L’amigdala è implicata sia nella valutazione del segnale emotivo degli stimoli sia nei processi di condizionamento emotivo: da essa all’ipotalamo, all’ippocampo (correlato all’amigdala nella valutazione emotiva delle informazioni, l’ippocampo permette la contestualizzazione spazio-temporale dell’esperienza, integrandola con le esperienze passate) e al tronco encefalico; di qui alle surrenali, che producono cortisolo e adrenalina, con effetti, a lungo andare, dannosi al nostro organismo. Ne consegue, quindi, la necessità di ricorrere a misure preventive di autosostegno come il defusing e il debriefing.

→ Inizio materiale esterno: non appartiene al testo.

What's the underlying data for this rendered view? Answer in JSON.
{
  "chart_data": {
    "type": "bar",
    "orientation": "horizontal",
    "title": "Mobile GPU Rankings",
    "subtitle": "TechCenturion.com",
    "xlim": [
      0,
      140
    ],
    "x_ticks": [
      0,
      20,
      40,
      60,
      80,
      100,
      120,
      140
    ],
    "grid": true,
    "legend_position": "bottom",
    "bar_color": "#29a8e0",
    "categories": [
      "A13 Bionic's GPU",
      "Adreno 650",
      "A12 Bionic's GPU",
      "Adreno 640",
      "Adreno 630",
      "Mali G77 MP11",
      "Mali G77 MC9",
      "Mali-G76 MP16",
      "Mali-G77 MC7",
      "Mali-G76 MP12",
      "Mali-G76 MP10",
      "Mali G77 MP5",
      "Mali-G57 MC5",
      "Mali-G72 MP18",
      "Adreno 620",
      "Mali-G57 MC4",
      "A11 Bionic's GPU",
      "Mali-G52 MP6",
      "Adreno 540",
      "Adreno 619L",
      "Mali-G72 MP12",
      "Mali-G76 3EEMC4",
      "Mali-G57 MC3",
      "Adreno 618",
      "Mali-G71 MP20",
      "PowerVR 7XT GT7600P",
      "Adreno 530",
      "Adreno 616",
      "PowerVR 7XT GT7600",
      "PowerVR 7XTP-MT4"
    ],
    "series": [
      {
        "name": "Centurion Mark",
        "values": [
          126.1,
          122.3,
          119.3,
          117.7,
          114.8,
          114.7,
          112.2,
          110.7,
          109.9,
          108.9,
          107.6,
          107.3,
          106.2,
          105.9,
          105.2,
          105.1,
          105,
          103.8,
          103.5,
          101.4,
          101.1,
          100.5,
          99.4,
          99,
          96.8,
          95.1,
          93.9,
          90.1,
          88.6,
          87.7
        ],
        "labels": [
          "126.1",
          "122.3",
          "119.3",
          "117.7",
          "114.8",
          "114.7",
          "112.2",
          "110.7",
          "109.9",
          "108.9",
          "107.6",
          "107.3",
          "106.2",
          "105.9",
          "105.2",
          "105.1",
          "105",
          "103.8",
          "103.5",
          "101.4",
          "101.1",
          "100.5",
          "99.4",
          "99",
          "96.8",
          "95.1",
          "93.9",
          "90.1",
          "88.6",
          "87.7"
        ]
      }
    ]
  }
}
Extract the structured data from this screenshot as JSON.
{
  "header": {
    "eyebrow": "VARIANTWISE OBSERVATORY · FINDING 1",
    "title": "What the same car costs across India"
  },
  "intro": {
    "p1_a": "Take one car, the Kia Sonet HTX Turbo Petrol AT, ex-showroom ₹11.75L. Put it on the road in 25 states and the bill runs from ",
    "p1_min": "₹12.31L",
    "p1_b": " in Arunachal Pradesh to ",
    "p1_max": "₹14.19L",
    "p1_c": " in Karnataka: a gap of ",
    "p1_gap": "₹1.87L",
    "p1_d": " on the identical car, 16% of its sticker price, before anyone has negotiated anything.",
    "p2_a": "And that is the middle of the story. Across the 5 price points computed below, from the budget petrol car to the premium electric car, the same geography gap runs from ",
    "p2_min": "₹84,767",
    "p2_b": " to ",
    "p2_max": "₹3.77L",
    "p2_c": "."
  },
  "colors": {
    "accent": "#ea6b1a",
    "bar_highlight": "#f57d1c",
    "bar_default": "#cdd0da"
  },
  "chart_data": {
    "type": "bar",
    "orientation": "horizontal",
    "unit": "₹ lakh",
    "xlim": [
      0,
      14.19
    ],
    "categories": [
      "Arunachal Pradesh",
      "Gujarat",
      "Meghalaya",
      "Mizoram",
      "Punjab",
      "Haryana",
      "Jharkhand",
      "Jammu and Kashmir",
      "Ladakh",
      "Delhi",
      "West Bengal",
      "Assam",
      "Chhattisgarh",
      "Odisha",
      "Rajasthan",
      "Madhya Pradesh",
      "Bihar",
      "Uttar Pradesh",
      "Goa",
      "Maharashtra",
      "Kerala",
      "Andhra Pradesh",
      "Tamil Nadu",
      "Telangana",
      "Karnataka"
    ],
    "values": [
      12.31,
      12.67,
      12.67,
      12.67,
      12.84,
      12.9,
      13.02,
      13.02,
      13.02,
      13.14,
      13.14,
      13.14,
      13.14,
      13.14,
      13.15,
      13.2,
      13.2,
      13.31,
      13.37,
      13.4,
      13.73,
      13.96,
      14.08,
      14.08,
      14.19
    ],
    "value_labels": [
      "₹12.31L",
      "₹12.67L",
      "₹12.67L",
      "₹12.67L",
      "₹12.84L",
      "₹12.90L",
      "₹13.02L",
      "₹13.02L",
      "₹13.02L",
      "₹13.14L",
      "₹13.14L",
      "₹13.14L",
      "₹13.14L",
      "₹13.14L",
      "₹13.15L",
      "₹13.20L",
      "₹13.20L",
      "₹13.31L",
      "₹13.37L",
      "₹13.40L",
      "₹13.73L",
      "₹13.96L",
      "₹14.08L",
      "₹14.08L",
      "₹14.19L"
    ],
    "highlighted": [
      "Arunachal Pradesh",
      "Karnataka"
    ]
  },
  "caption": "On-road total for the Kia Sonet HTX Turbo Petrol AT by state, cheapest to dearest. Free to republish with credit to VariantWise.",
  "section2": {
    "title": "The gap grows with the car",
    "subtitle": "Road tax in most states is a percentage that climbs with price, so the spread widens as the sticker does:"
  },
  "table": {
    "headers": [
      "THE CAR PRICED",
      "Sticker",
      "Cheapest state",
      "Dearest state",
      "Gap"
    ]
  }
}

Il defusing consiste in una sorta di pronto soccorso psicologico, nel quale i partecipanti alle attività di emergenza, subito dopo l’esperienza vissuta, senza necessariamente la presenza di uno psicologo, si riuniscono per circa 20-40 minuti per confrontarsi sui pensieri e gli stati d’animo scaturiti dall’intervento stesso. Questa tecnica aiuta a ridurre l’impatto emotivo, permette di iniziare a rielaborare l’evento attraverso la condivisione e la possibilità di dare un significato all’evento stesso, generalmente incomprensibile e fuori controllo, rassicura sulle preoccupazioni e sulle reazioni sperimentate.

Il debriefing è invece un vero e proprio intervento psicologico-clinico, un intervento di soccorso emotivo ben strutturato. È costituito da uno o più incontri a cui gli operatori sono obbligati a partecipare, dove però possono anche solo ascoltare. Ha come obiettivo l’aiutare a comprendere e a gestire emozioni intense e a scegliere le strategie più efficaci per affrontare la situazione. Il debriefing si compone di 7 fasi, definite dal protocollo Mitchell:

  • La prima fase è un’introduzione all’intervento.
  • La seconda fase è quella in cui i partecipanti descrivono l’accaduto e l’esperienza vissuta .
  • La terza fase è quella relativa all’aspetto cognitivo dell’esperienza
  • La quarta fase, cosiddetta delle reazioni, interviene sul livello traumatico più profondo e consiste nella verbalizzazione delle reazioni emotive sperimentate durante e dopo l’evento.
  • La quinta fase ha lo scopo di normalizzare e rendere consapevoli i sintomi conseguenti alle reazioni emotive scatenate dal trauma.
  • La sesta fase consiste nell’insegnamento di tecniche di rilassamento e di gestione dell’emotività e dello stress.
  • La settima fase dà spazio a eventuali domande e aiuta i partecipanti a ritornare alla quotidianità.

Lavorando in contesti di sempre crescente responsabilità, sia assistenziale che gestionale, la formazione in materia psicologica dell’infermiere che opera nelle maxi emergenze e nelle catastrofi, diviene di fondamentale importanza, fino a rivestire un ruolo strategico nell’affrontare i problemi “post-evento”.

Diviene quindi indispensabile, inserire nelle equipe sanitarie e di volontari, che intervengono durante le catastrofi o le maxi-emergenze: personale formato e capace di gestire non solo le necessità psicologico-assistenziali delle popolazioni coinvolte, ma anche quelle delle squadre di soccorso che intervengono in tali e delicati contesti.

In conclusione, sarebbe auspicabile avere a disposizione personale infermieristico che sappia porre in atto la formazione sanitaria sul campo, e la formazione psicologica e di supporto. Avere quindi professionisti capaci di risolvere i bisogni assistenziali in emergenza e finiti i momenti “acuti”, sviluppare una forte attitudine a garantire la salute psicologica propria e delle squadre di soccorso. Tali prerogative non possono prescindere, oltre che da una formazione specifica, dalla capacità di poter interagire con altre figure professionali quali gli psicologi, in modo da sviluppare non solo meccanismi di difesa, ma vere e proprie “strategie” di resilienza.